Bogum geldikten sonra fazla durmamıştım. Pankekten bir iki tane alıp çıkmıştım. Şimdi ise evimden bir bebek ağlaması duyuyordum. Dün sevişip bugün doğurmuş olamaz diye ne olduğunu anlamak için anahtarımı kapıya takıp açmıştım. Evin içinde bir telaş vardı. Karşımda gördüğüm bebek ve omegayla öylece durup hatırlamayı beklemiştim.

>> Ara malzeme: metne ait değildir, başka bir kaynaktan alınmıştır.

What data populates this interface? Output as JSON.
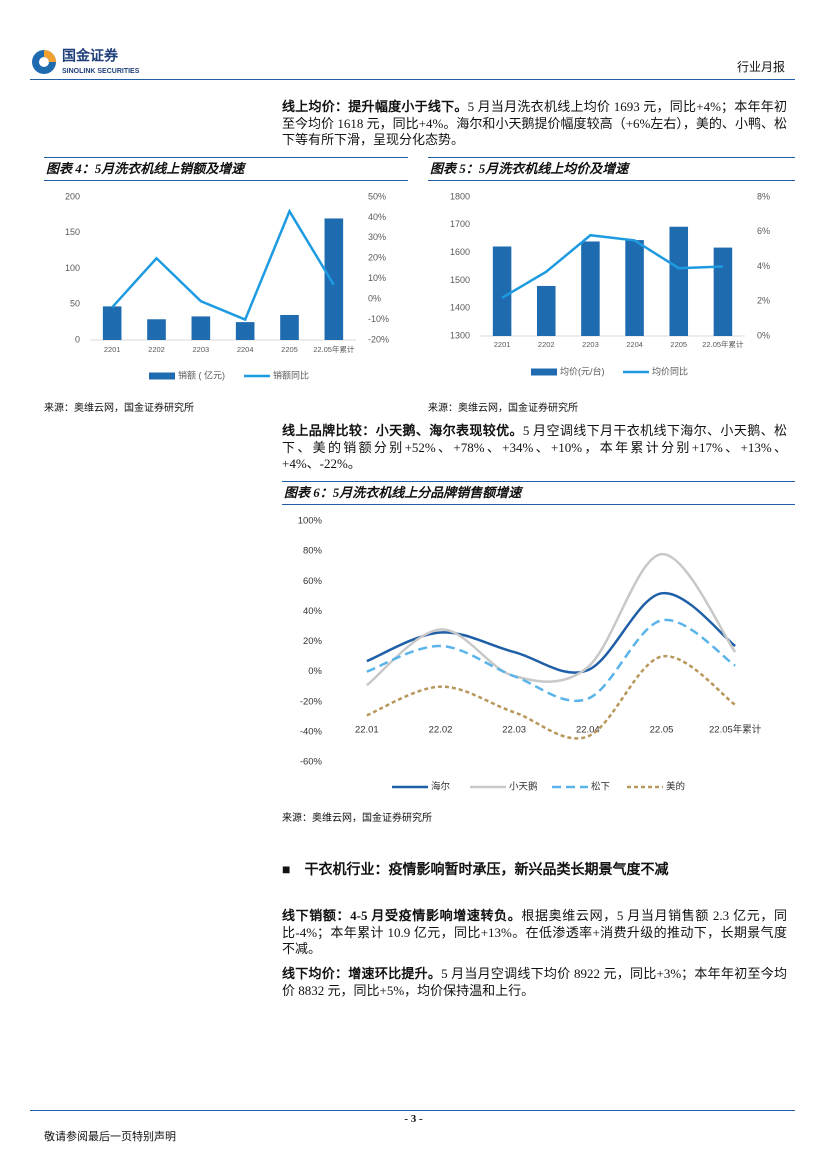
{
  "header": {
    "logo_cn": "国金证券",
    "logo_en": "SINOLINK SECURITIES",
    "report_type": "行业月报"
  },
  "paragraphs": [
    {
      "lead": "线上均价：提升幅度小于线下。",
      "text": "5 月当月洗衣机线上均价 1693 元，同比+4%；本年年初至今均价 1618 元，同比+4%。海尔和小天鹅提价幅度较高（+6%左右），美的、小鸭、松下等有所下滑，呈现分化态势。"
    },
    {
      "lead": "线上品牌比较：小天鹅、海尔表现较优。",
      "text": "5 月空调线下月干衣机线下海尔、小天鹅、松下、美的销额分别+52%、+78%、+34%、+10%，本年累计分别+17%、+13%、+4%、-22%。"
    },
    {
      "lead": "线下销额：4-5 月受疫情影响增速转负。",
      "text": "根据奥维云网，5 月当月销售额 2.3 亿元，同比-4%；本年累计 10.9 亿元，同比+13%。在低渗透率+消费升级的推动下，长期景气度不减。"
    },
    {
      "lead": "线下均价：增速环比提升。",
      "text": "5 月当月空调线下均价 8922 元，同比+3%；本年年初至今均价 8832 元，同比+5%，均价保持温和上行。"
    }
  ],
  "section_heading": "干衣机行业：疫情影响暂时承压，新兴品类长期景气度不减",
  "chart_data": [
    {
      "type": "combo",
      "title": "图表 4：5月洗衣机线上销额及增速",
      "source": "来源：奥维云网，国金证券研究所",
      "categories": [
        "2201",
        "2202",
        "2203",
        "2204",
        "2205",
        "22.05年累计"
      ],
      "series": [
        {
          "name": "销额 ( 亿元)",
          "color": "#1f6bb0",
          "kind": "bar",
          "values": [
            47,
            29,
            33,
            25,
            35,
            170
          ]
        },
        {
          "name": "销额同比",
          "color": "#1e9be0",
          "kind": "line",
          "axis": "y2",
          "values": [
            -4,
            20,
            -1,
            -10,
            43,
            7
          ]
        }
      ],
      "ylim": [
        0,
        200
      ],
      "yticks": [
        0,
        50,
        100,
        150,
        200
      ],
      "y2lim": [
        -20,
        50
      ],
      "y2ticks": [
        {
          "value": -20,
          "label": "-20%"
        },
        {
          "value": -10,
          "label": "-10%"
        },
        {
          "value": 0,
          "label": "0%"
        },
        {
          "value": 10,
          "label": "10%"
        },
        {
          "value": 20,
          "label": "20%"
        },
        {
          "value": 30,
          "label": "30%"
        },
        {
          "value": 40,
          "label": "40%"
        },
        {
          "value": 50,
          "label": "50%"
        }
      ],
      "grid": false
    },
    {
      "type": "combo",
      "title": "图表 5：5月洗衣机线上均价及增速",
      "source": "来源：奥维云网，国金证券研究所",
      "categories": [
        "2201",
        "2202",
        "2203",
        "2204",
        "2205",
        "22.05年累计"
      ],
      "series": [
        {
          "name": "均价(元/台)",
          "color": "#1f6bb0",
          "kind": "bar",
          "values": [
            1622,
            1480,
            1640,
            1645,
            1693,
            1618
          ]
        },
        {
          "name": "均价同比",
          "color": "#1e9be0",
          "kind": "line",
          "axis": "y2",
          "values": [
            2.2,
            3.7,
            5.8,
            5.5,
            3.9,
            4.0
          ]
        }
      ],
      "ylim": [
        1300,
        1800
      ],
      "yticks": [
        1300,
        1400,
        1500,
        1600,
        1700,
        1800
      ],
      "y2lim": [
        0,
        8
      ],
      "y2ticks": [
        {
          "value": 0,
          "label": "0%"
        },
        {
          "value": 2,
          "label": "2%"
        },
        {
          "value": 4,
          "label": "4%"
        },
        {
          "value": 6,
          "label": "6%"
        },
        {
          "value": 8,
          "label": "8%"
        }
      ],
      "grid": false
    },
    {
      "type": "line",
      "title": "图表 6：5月洗衣机线上分品牌销售额增速",
      "source": "来源：奥维云网，国金证券研究所",
      "categories": [
        "22.01",
        "22.02",
        "22.03",
        "22.04",
        "22.05",
        "22.05年累计"
      ],
      "series": [
        {
          "name": "海尔",
          "color": "#1f5fa8",
          "style": "solid",
          "values": [
            7,
            26,
            13,
            1,
            52,
            17
          ]
        },
        {
          "name": "小天鹅",
          "color": "#c8c8c8",
          "style": "solid",
          "values": [
            -9,
            28,
            -3,
            3,
            78,
            13
          ]
        },
        {
          "name": "松下",
          "color": "#5ab4ea",
          "style": "dashed",
          "values": [
            0,
            17,
            -3,
            -18,
            34,
            4
          ]
        },
        {
          "name": "美的",
          "color": "#b8975a",
          "style": "dotted",
          "values": [
            -29,
            -10,
            -27,
            -43,
            10,
            -22
          ]
        }
      ],
      "ylim": [
        -60,
        100
      ],
      "yticks": [
        {
          "value": -60,
          "label": "-60%"
        },
        {
          "value": -40,
          "label": "-40%"
        },
        {
          "value": -20,
          "label": "-20%"
        },
        {
          "value": 0,
          "label": "0%"
        },
        {
          "value": 20,
          "label": "20%"
        },
        {
          "value": 40,
          "label": "40%"
        },
        {
          "value": 60,
          "label": "60%"
        },
        {
          "value": 80,
          "label": "80%"
        },
        {
          "value": 100,
          "label": "100%"
        }
      ],
      "smooth": true,
      "grid": false
    }
  ],
  "footer": {
    "page_number": "- 3 -",
    "disclaimer": "敬请参阅最后一页特别声明"
  }
}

"Merhaba" ona seslendiğimde anlamsz gözlerle bana bakmıştı. (Merhaba/selam gibi düşünmeyin ingilizce konuştuklarını unutmayın lütfen)

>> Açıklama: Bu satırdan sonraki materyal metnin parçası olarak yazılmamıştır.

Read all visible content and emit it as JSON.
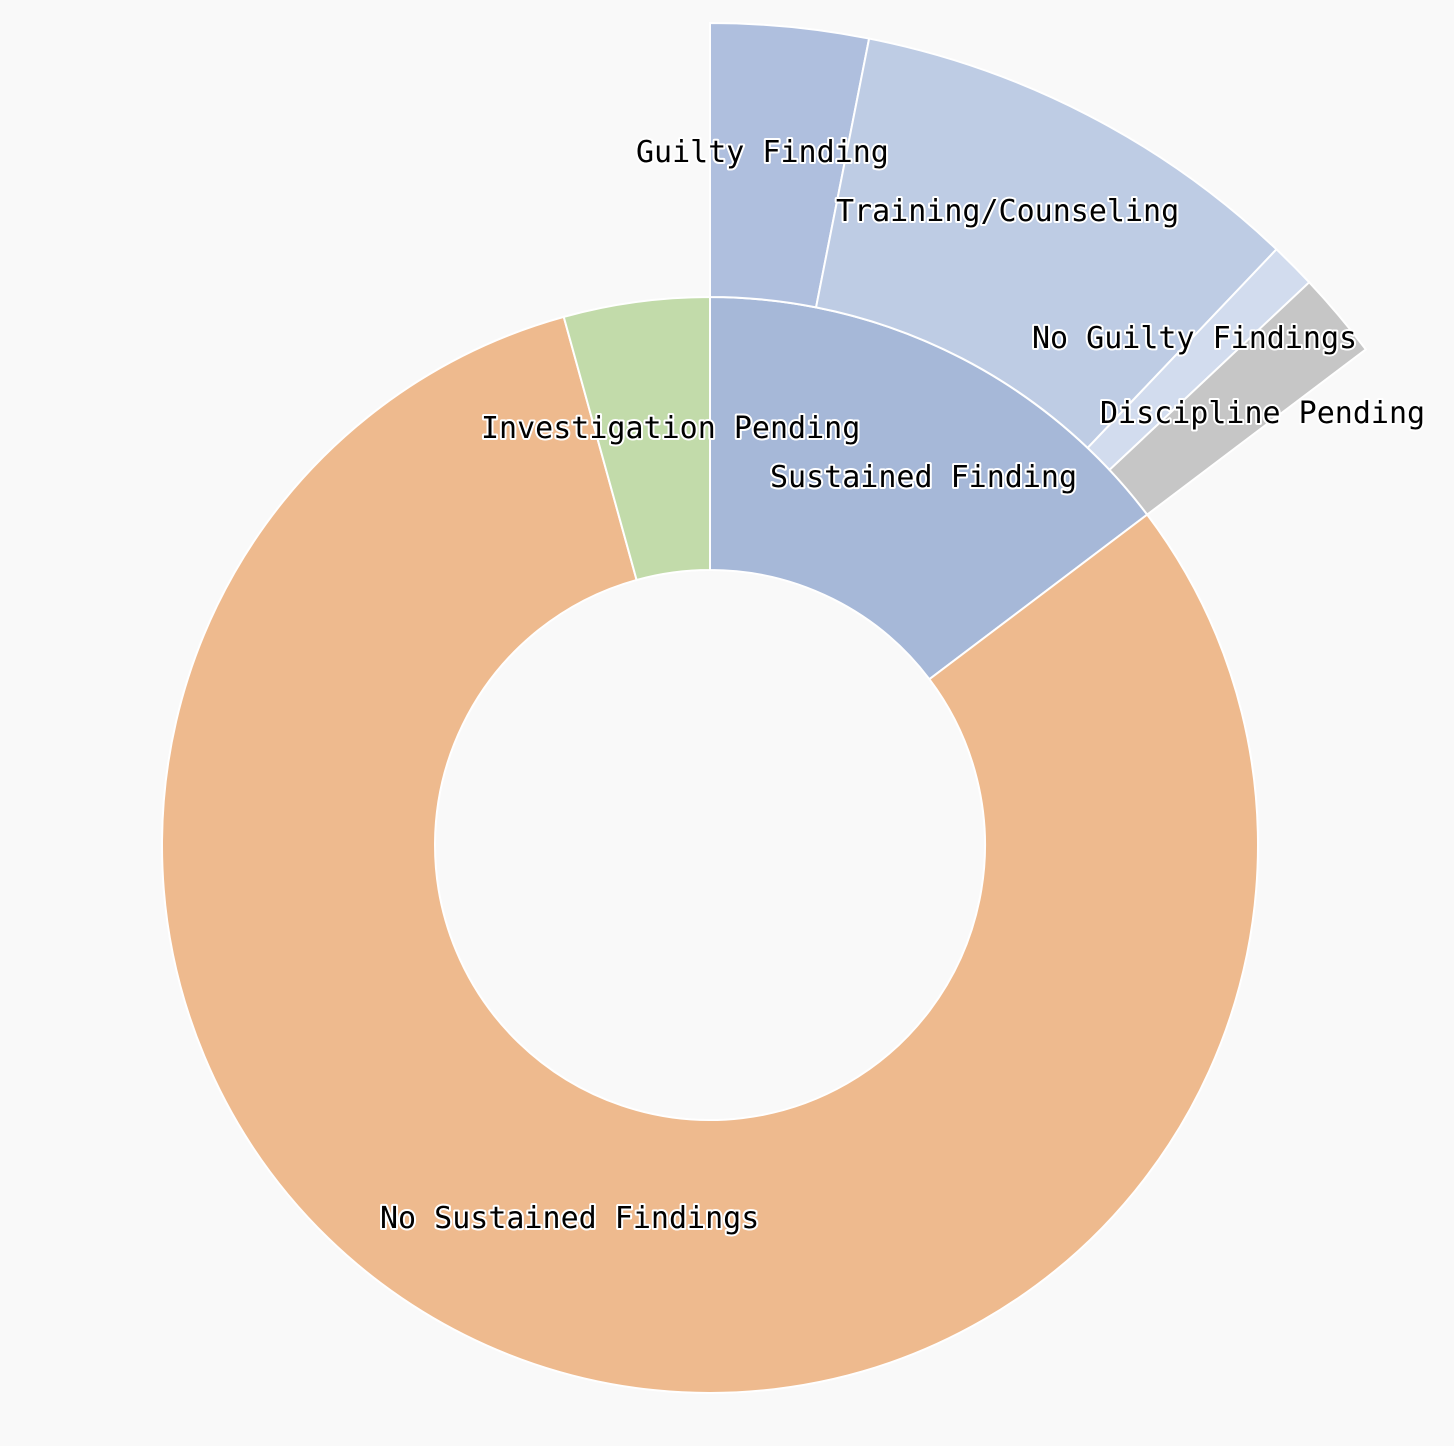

"O Yoongi, kuzenimiz. Süryanice konuş Jungkook."
Öyle söyleyince kıyafetlerini süzdüm. Kıyafetleri buraya ait olmadığını söylüyordu adeta. Tıpkı bizim gibi. Kıyafetlerimiz, konuşmamız, eğitimimiz, belki kültürümüz bile unutuluyordu ama yine de buraya ait olmadığımız belli oluyordu.
"Merhaba Yoongi"
"Merhaba Jungkook"
"Buraya nasıl geldiniz?"
"Arkadaşınız sayesinde."
Öğrendiğim şeyle hafifçe Namjoon'a bakmıştım. Cidden bunu yapmıştı. İnanamıyordum hâlâ.
"Namjoon hyung..."
Bir şey demeden etrafa gülücükler saçmaya başlamış miniği kucağıma almıştım.
"Babası nerede?"
"Fransa'ya kaçtı o."
"Seni bırakıp mı gitti?"
"Beni de alacağını söylemişti ama duyduğuma göre başkasıyla evlenmiş."

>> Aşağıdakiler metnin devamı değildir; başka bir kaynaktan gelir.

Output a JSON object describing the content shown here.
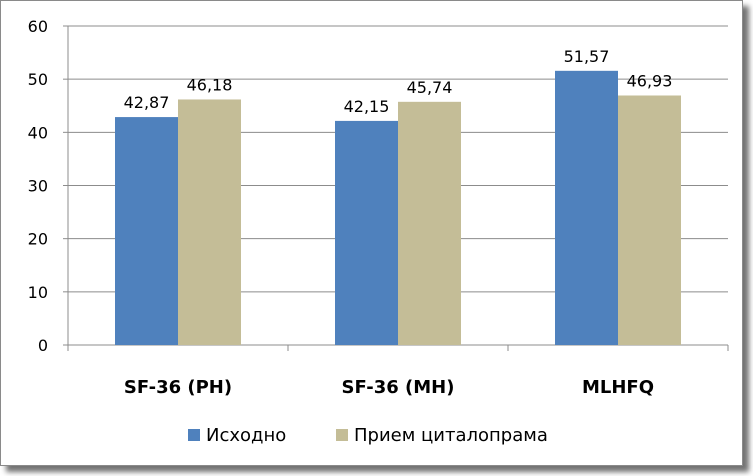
{
  "chart_data": {
    "type": "bar",
    "categories": [
      "SF-36 (PH)",
      "SF-36 (MH)",
      "MLHFQ"
    ],
    "series": [
      {
        "name": "Исходно",
        "values": [
          42.87,
          42.15,
          51.57
        ],
        "labels": [
          "42,87",
          "42,15",
          "51,57"
        ],
        "color": "#4f81bd"
      },
      {
        "name": "Прием циталопрама",
        "values": [
          46.18,
          45.74,
          46.93
        ],
        "labels": [
          "46,18",
          "45,74",
          "46,93"
        ],
        "color": "#c4bd97"
      }
    ],
    "ylim": [
      0,
      60
    ],
    "yticks": [
      "0",
      "10",
      "20",
      "30",
      "40",
      "50",
      "60"
    ],
    "grid": true,
    "legend": "bottom"
  }
}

Çok sorgulamadan bu tatlı şeyi mıncırarak sevmek istiyordum sadece.
"Hyung sen pijamalarını giyin rahatla istersen."
Gerilip Namjoon'a bakmıştı. "O buradayken mi?" Diye sormuştu. Onun böyle gergin olması normaldi...
"Gel ben sana kıyafet vereyim"
Biz giderken Namjoon'un abime söylediğini duyup gülmüştüm. "Bence küfrettiler."
Yoongi hakkında hiçbir şey bilmiyordum gidip abimden ona nasıl davranacağımı öğrenmiştim. Sonuçta evet aslım oralıydı ama ben hiç gitmemiştim doğduğum ülkeye.
"Kaçlı?"
"2000'li."
"19 yaşında mı? Baba olmak için çok erken değil mi? Hyung bence daha büyüktür."
"Orayı burayla karıştırma orada evlilik yaşları çok düşük. Hem eminim, babamın öldüğü sene doğmuştu."
"İyi de babamın 2000'de ölmesi imkansız omega babam bana hamileyken öldü demiştiniz."
Namjoon ile birbirlerine baktıklarında kaşlarımı çatmıştım. "Siz ikiniz benden ne saklıyorsunuz."
"Ne saklayacağız? Git bebek için muhallebi yap."
"Aynısın ya hep aynısın. Her yaşta seni çöpten aldık'a getiriyorsun şakayı." Söylene söylene yürürken muhallebi için gerekli malzemeleri çıkartmıştım. Bebek uyuduğu için onun yıkanması ertelenmişti. Hâlâ içeride fısır fısır konuşuyorlardı.
Kapı çalındığında kimse umursamayınca ikinci çalışınca gidip açmıştım. O keş arkadaşı buradaydı. Benden o zıkkımlardan isteyince kaşlarımı çattım.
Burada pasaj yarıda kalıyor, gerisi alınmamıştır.